Digital Constructivism: HCI and Contemporary Style
From: manovich@ucsd.edu (Lev Manovich)
Date: Tue, 15 Dec 1998 20:59:29 -0800 (PST)
Lev Manovich
Digital Constructivism: HCI and Contemporary Style
In my exchange with Geert Lovink I called for Europeans to bring high style to HCI interface, creating Prada and Versage interfaces, and/or "art house" interfaces (Fellini, Greenaway).
THIS WAS A MISTAKE! I WAS BLIND! Let me try to correct this.
The current HCI is really THREE generations behind other areas of consumer culture. So we are not ready for Prada on the desktop yet.
Let us review the history of modern design (and society) to see why this maybe the case. This histor can be conviniently narrated as three *dialectical stages.
Stage 1 [Thesis] Modern design is born together with a consumer society in the 1920s. It was also the way to let the people swallow the ugly but economical industrial objects. "form follows function" was the ideology to do this. At the same time, the 1920s and the few decades which followed were characterized by mass societies: uniformity in ideology, lifestyle, ideas. Ford car in the West, Red flag in the East. In other words: every citizen got the same design (both for her objects and ideas). As Henry Ford put, one can have a model T in any color as long as it is black.
Stage 2 [Antithesis]
Break up of mass societies. From a single choice to multimple choice. Individualization which begins in the 1960s and reaches its extreme in the 1980s. By the 1980s we got design labels, extreme individualization, theatricalisation of subjectivity. In short, everybody trying to look different. In fashion this is Gucci and Versage (the later, not suprisingly, is the darling of Russians, who are still psychologically recovering from the mass society era).
Stage 3 [Synthesis]:
The previous stage got too much, so the 1990s brought "no-style" style -- a refusal to wear recognisable labels, to stand out, to be a [consumer] subject. As the article in last Sunday (December 13, 1998) New York Times magasine puts this, "they [the new generation] reject exposing the subjectivity that is revealed when one piece of stuff is prefered to another...The private living space has taken on the guise of objectivity: neutral, value-free, as if this were a found space, not an impeccably designed one. The word outside, meanwhile, has become subjectified, rendered into a changing collage of personal whims and fancies." (page 66).

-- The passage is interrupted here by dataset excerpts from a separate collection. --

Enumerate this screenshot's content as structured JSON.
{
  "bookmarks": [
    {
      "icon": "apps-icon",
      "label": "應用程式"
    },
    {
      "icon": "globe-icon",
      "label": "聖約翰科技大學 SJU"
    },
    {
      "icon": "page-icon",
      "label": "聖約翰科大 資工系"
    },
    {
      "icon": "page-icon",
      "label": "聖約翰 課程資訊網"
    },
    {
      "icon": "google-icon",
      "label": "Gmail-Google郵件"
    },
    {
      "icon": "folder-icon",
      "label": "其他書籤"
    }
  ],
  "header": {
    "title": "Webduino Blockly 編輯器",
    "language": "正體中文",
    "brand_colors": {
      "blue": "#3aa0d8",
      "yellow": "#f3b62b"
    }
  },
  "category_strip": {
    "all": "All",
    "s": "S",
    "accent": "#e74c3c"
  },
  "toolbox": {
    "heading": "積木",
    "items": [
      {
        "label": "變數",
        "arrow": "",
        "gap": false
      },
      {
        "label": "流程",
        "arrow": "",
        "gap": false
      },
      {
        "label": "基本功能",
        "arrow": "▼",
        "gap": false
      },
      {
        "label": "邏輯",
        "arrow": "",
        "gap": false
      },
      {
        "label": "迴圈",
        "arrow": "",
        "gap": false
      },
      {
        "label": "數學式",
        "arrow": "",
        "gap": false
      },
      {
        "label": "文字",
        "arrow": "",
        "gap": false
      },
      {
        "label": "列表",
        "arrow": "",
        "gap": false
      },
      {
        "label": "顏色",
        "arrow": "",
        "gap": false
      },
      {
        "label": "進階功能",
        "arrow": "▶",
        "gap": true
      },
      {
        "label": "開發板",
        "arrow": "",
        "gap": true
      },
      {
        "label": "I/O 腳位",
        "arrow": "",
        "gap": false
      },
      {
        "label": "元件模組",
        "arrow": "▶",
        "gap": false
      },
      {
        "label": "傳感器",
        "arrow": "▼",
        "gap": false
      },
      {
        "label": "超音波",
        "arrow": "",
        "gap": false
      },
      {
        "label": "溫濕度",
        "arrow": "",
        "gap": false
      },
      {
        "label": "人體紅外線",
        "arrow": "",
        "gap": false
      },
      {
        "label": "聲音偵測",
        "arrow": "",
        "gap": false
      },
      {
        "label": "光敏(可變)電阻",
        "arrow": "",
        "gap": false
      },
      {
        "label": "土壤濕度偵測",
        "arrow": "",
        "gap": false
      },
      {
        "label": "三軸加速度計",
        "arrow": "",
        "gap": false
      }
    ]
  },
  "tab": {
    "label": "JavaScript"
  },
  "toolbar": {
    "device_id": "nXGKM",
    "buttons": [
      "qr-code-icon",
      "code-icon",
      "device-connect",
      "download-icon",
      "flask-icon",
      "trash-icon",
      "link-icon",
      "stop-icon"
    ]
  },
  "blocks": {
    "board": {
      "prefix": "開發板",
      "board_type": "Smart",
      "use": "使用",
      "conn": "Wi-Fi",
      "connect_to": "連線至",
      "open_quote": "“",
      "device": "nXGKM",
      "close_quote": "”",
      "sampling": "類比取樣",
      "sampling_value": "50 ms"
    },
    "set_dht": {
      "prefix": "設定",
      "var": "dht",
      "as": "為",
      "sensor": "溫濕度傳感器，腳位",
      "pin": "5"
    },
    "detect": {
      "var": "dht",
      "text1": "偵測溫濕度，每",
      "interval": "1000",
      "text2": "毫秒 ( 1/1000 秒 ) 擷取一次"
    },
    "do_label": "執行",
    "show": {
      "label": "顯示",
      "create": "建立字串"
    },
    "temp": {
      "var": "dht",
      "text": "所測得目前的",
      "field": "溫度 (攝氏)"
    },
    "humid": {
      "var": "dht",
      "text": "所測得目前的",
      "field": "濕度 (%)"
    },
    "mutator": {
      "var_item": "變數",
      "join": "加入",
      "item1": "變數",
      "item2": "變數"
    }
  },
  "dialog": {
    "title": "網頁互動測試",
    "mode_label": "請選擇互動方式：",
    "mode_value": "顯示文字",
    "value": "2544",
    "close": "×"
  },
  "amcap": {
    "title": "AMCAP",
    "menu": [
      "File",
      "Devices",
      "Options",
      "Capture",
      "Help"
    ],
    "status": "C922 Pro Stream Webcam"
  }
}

Nicely put. (Although in theory one should not wear designer cloves at all, third stage does have its own designers such as Helmut Lang. Or look at the post-industrial, post hi tech, post cozy interiors promoted by Wallpaper magazine.)
Now lets apply this to HCI:
HCI seems to belong to the era of mass society [1920-1950s], before the 1980s and the 1990s: General Electric TV soaps, Communist Party logos stamped everywhere. Every computer user is looking at the same icons and is greeted by the same Windows logo every time the machine is started. The little customization you can do ("Customize my Desktop...") only renders the monolithic design more obvious. Sure, in communist high school the girls could vary the length of their skirts few inches.
So, when I called in my dialog with Geert for Prada interface I wanted to bring HCI into the 1980s. But the real question is: just as Communists thought that it may be possible for a society to jump from a feudal system into communism, bypassing capitalism, can HCI design jump directly from the 1930s into the 1990s? Or maybe even 2000s?
How would "no-design," anti-subjectified interface look like? Like Shulgin's and Jodi's pages? Yet, Jodi interface pretty quickly became a label, now to be found on Web art sites everywhere. Shulgin almost became a label with Form Art, but then he wisely escaped from net.art into music.
And while we are on the subject, what is this business with everybody having their own *individual, *subjectified Web page? The 1980s resistance to 1930s Microsoft Empire? Can't we do better?